If you have read the book The Four Agreements by Don Miguel Ruiz, you may recognize these signs that hang above the window in my room:
For years these have been the four rules of my classroom. During the first day or two, we go through them and decide what they might mean in the context of being together in this classroom and in our friendships and relationships outside of the classroom. These have had the added benefit of tying in nicely with the math classroom. Ask any student in my room, especially the Geometry students, how many times I have just POINTED to rule number three as they worked. "Oh, right...."
In the last 2 years I have been trying to really incorporate the Eight Standards For Mathematical Practice in all aspects of my classes:
What I have noticed is how well these eight standards match up with the Four Agreements.
Be impeccable with your word:
MP 3: Constructing viable arguments and critiquing others' reasoning requires a great deal of thought. Students must learn to put together words and thoughts in a logical manner: both to present their arguments, as well as to refute the arguments of others. All the while, they must be careful to attack the thought process, not the thinker.
MP 6: We are asked to attend to precision. That means we need to use the best possible language to describe what is going on. No longer will I fill in the words for the students. They use the word boards, the magnetic theorems and postulates hanging up, and or their notes and or their phones, but the responsibility lies with them. For me, I may need to look long and hard at all the little "cute" ways I refer to parabolas (happy vs sad) and instead help them identify what transformation has occurred - a reflection (not a "flip"!) across the x axis? I know this will be a challenge for me!
MP 7, 8: Both of these require excellent communication skills along with precise language.
Don't take anything personally:
MP 3: When someone has inadvertently NOT been impeccable with their word, know that they are not attacking you as a person. They are attempting to say something about the logic chain you put into play. We remind each other how to use more precise wording, and use "I" instead "you".
Don't make assumptions:
MP 2: It is too easy when we first begin to reason abstractly to assume something is happening, say, in a pattern, without really probing. Students frequently want to make the quick jump, but often they need the manipulative first, which allows them to SEE. From there they can talk about the assumptions they made and how that led them down the wrong path.

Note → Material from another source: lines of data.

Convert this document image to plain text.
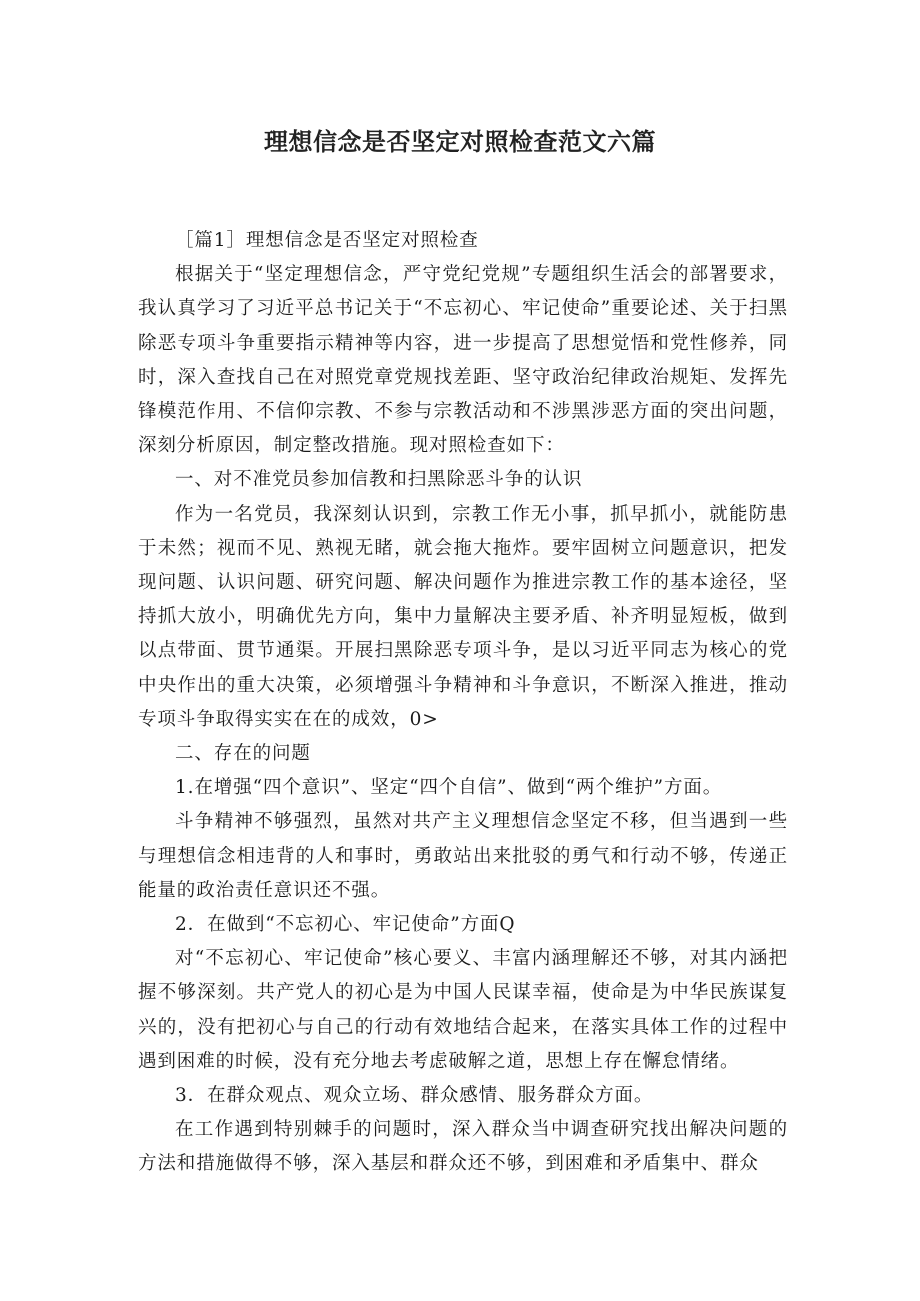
理想信念是否坚定对照检查范文六篇

［篇1］理想信念是否坚定对照检查

根据关于“坚定理想信念，严守党纪党规”专题组织生活会的部署要求，我认真学习了习近平总书记关于“不忘初心、牢记使命”重要论述、关于扫黑除恶专项斗争重要指示精神等内容，进一步提高了思想觉悟和党性修养，同时，深入查找自己在对照党章党规找差距、坚守政治纪律政治规矩、发挥先锋模范作用、不信仰宗教、不参与宗教活动和不涉黑涉恶方面的突出问题，深刻分析原因，制定整改措施。现对照检查如下：

一、对不准党员参加信教和扫黑除恶斗争的认识

作为一名党员，我深刻认识到，宗教工作无小事，抓早抓小，就能防患于未然；视而不见、熟视无睹，就会拖大拖炸。要牢固树立问题意识，把发现问题、认识问题、研究问题、解决问题作为推进宗教工作的基本途径，坚持抓大放小，明确优先方向，集中力量解决主要矛盾、补齐明显短板，做到以点带面、贯节通渠。开展扫黑除恶专项斗争，是以习近平同志为核心的党中央作出的重大决策，必须增强斗争精神和斗争意识，不断深入推进，推动专项斗争取得实实在在的成效，0>

二、存在的问题

1.在增强“四个意识”、坚定“四个自信”、做到“两个维护”方面。

斗争精神不够强烈，虽然对共产主义理想信念坚定不移，但当遇到一些与理想信念相违背的人和事时，勇敢站出来批驳的勇气和行动不够，传递正能量的政治责任意识还不强。

2．在做到“不忘初心、牢记使命”方面Q

对“不忘初心、牢记使命”核心要义、丰富内涵理解还不够，对其内涵把握不够深刻。共产党人的初心是为中国人民谋幸福，使命是为中华民族谋复兴的，没有把初心与自己的行动有效地结合起来，在落实具体工作的过程中遇到困难的时候，没有充分地去考虑破解之道，思想上存在懈怠情绪。

3．在群众观点、观众立场、群众感情、服务群众方面。

在工作遇到特别棘手的问题时，深入群众当中调查研究找出解决问题的方法和措施做得不够，深入基层和群众还不够，到困难和矛盾集中、群众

MP 6: Lack of precision in a drawing (neglecting tic marks, right angle markers) can cause another to go astray. Assuming that those lines are parallel because they LOOK parallel can lead to disaster.
Always do your best:
MP 1: Make sense of a problem and persevere! No giving up! Keep plugging away! I teach at a vocational school and I often tell the students that as tradesmen, frequently they will be stumped by a broken down car, a furnace that isn't working, or a patient that is not responding to physical therapy. It is their responsibility to pose questions that will lead to answers. Just saying: "Sorry, I don't know why your burner won't turn on!", is not an option and will not lead to a paycheck!
MP 7: Some days students will not want to find the pattern, will not want to "guess the rule", will not see that 16x^4-9y^4 is just a difference of squares! They will not want to stretch their brains, and we will find it easier just to tell them, or at least give them so many hints we might as well have told them! But if we do that then we have not allowed them to do their best. Since this applies to me, as well, if I give in, then I have not done MY best either.